En attendant un dispositif législatif, les entreprises charentaises sensibles à la question se comptent sur les doigts d'une main: «Les Ciments Lafarge, Hennessy et le Crédit Agricole ont signé des accords sur l'égalité», liste Nathalie Hugonnenc. «En 2012, nous souhaitons qu'un cinquième des postes à responsabilité soient occupés par des femmes, insiste Elise Ginioux, directrice de communication chez Lafarge Ciments France. Le site de La Couronne a pris une longueur d'avance avec cinq femmes sur onze au sommet de la pyramide». Pourquoi cette ambition ? «Nous sommes persuadés qu'une entreprise est plus performante quand elle favorise la diversité».

Un argument partagé par Marie-Cécile Dabadie, directrice des ressources humaines chez Hennessy. Le géant des spiritueux se fait fort aussi de favoriser l'égalité salariale: «Une entreprise n'a pas de prise pour savoir qui fait la vaisselle ou qui garde les enfants à la maison. Mais elle peut agir sur la rémunération». Et parce que la «vraie» égalité, dit-elle, c'est aussi de proposer des nouveaux dispositifs aux hommes, Hennessy a souhaité rallonger la durée du congé paternité et incite les messieurs à s'absenter de l'entreprise pour garder un enfant malade. «Les initiatives de ce genre sont rarissimes en Charente, regrette Nathalie Hugonnenc. En période de crise, les entreprises ont d'autres priorités que l'égalité hommes-femmes. J'ai même constaté que les vieux schémas réapparaissent quand les temps sont durs: certains vont jusqu'à dire qu'il faut alors privilégier l'emploi masculin».

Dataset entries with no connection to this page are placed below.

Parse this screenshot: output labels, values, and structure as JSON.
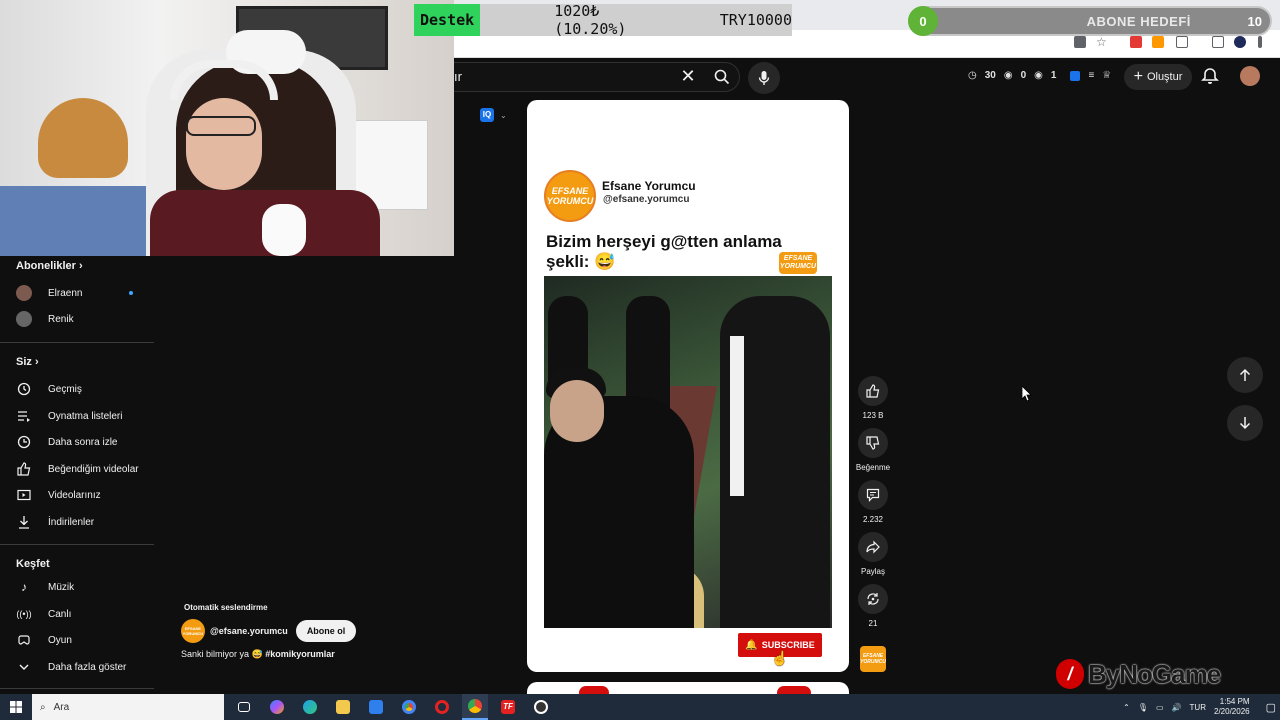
{
  "overlay": {
    "donation_tag": "Destek",
    "donation_amount": "1020₺ (10.20%)",
    "donation_goal": "TRY10000",
    "subgoal_current": "0",
    "subgoal_label": "ABONE HEDEFİ",
    "subgoal_target": "10"
  },
  "topbar": {
    "search_value": "ır",
    "stats": [
      "30",
      "0",
      "1"
    ],
    "create_label": "Oluştur"
  },
  "sidebar": {
    "subscriptions_title": "Abonelikler",
    "channels": [
      {
        "name": "Elraenn",
        "live": true
      },
      {
        "name": "Renik",
        "live": false
      }
    ],
    "you_title": "Siz",
    "you_items": [
      {
        "label": "Geçmiş",
        "icon": "history-icon"
      },
      {
        "label": "Oynatma listeleri",
        "icon": "playlist-icon"
      },
      {
        "label": "Daha sonra izle",
        "icon": "clock-icon"
      },
      {
        "label": "Beğendiğim videolar",
        "icon": "thumbs-up-icon"
      },
      {
        "label": "Videolarınız",
        "icon": "video-icon"
      },
      {
        "label": "İndirilenler",
        "icon": "download-icon"
      }
    ],
    "explore_title": "Keşfet",
    "explore_items": [
      {
        "label": "Müzik",
        "icon": "music-icon"
      },
      {
        "label": "Canlı",
        "icon": "live-icon"
      },
      {
        "label": "Oyun",
        "icon": "gaming-icon"
      },
      {
        "label": "Daha fazla göster",
        "icon": "chevron-down-icon"
      }
    ]
  },
  "short": {
    "channel_name": "Efsane Yorumcu",
    "channel_handle": "@efsane.yorumcu",
    "logo_text": "EFSANE YORUMCU",
    "caption": "Bizim herşeyi g@tten anlama şekli: 😅",
    "subscribe_label": "SUBSCRIBE"
  },
  "actions": {
    "like_count": "123 B",
    "dislike_label": "Beğenme",
    "comment_count": "2.232",
    "share_label": "Paylaş",
    "remix_count": "21"
  },
  "dub_panel": {
    "title": "Otomatik seslendirme",
    "handle": "@efsane.yorumcu",
    "subscribe_label": "Abone ol",
    "text": "Sanki bilmiyor ya 😅 ",
    "hashtag": "#komikyorumlar"
  },
  "watermark": {
    "brand": "ByNoGame"
  },
  "taskbar": {
    "search_placeholder": "Ara",
    "language": "TUR",
    "time": "1:54 PM",
    "date": "2/20/2026"
  },
  "colors": {
    "yt_bg": "#0f0f0f",
    "subscribe_red": "#d40d0d",
    "brand_orange": "#f39c12",
    "goal_green": "#5fb336"
  }
}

«Le retour  à un schéma traditionnel»

Le réseau s'appelle «Entreprendre au féminin» (1). Une association créée il y a peu par trois jeunes chefs d'entreprise picto-charentaises, Coralie Baudelet, Sendrine Colly et Florence Potrel. Elle recense déjà 80 adhérentes. L'ambition du «réseau» : faciliter les échanges d'expériences, partager les pratiques et échanger sur des thèmes tels que «la conciliation de la vie familiale et professionnelle». «Un sujet qu'on n'aborde pas dans les réseaux-business tenus par les hommes, commente Coralie Baudelet, 27 ans, présidente d'Entreprendre au féminin et patronne d'une société familiale d'import-export basée à Mazières-en-Gâtine (Deux-Sèvres). Mais il a un sens quand on sait que lorsqu'on est femme et chef d'entreprise on a aussi le monopole de l'organisation du foyer».

Coralie Baudelet n'est pas étonnée par les statistiques publiées en Poitou-Charentes à l'occasion de la journée du 8 mars. «Non seulement, il n'y a pas d'évolution des mentalités mais je dirais même que d'année en année, on revient à un schéma traditionnel, assure-t-elle. Je le remarque auprès de mes amies dans la région: elles font souvent de très belles études, ont la volonté d'assumer des responsabilités professionnelles mais elles sont de plus en nombreuses à donner un coup d'arrêt à leur carrière quand elles ont leur premier enfant. Celles qui ont aujourd'hui 40 ou 50 ans étaient finalement plus ambitieuses quand elles avaient notre âge».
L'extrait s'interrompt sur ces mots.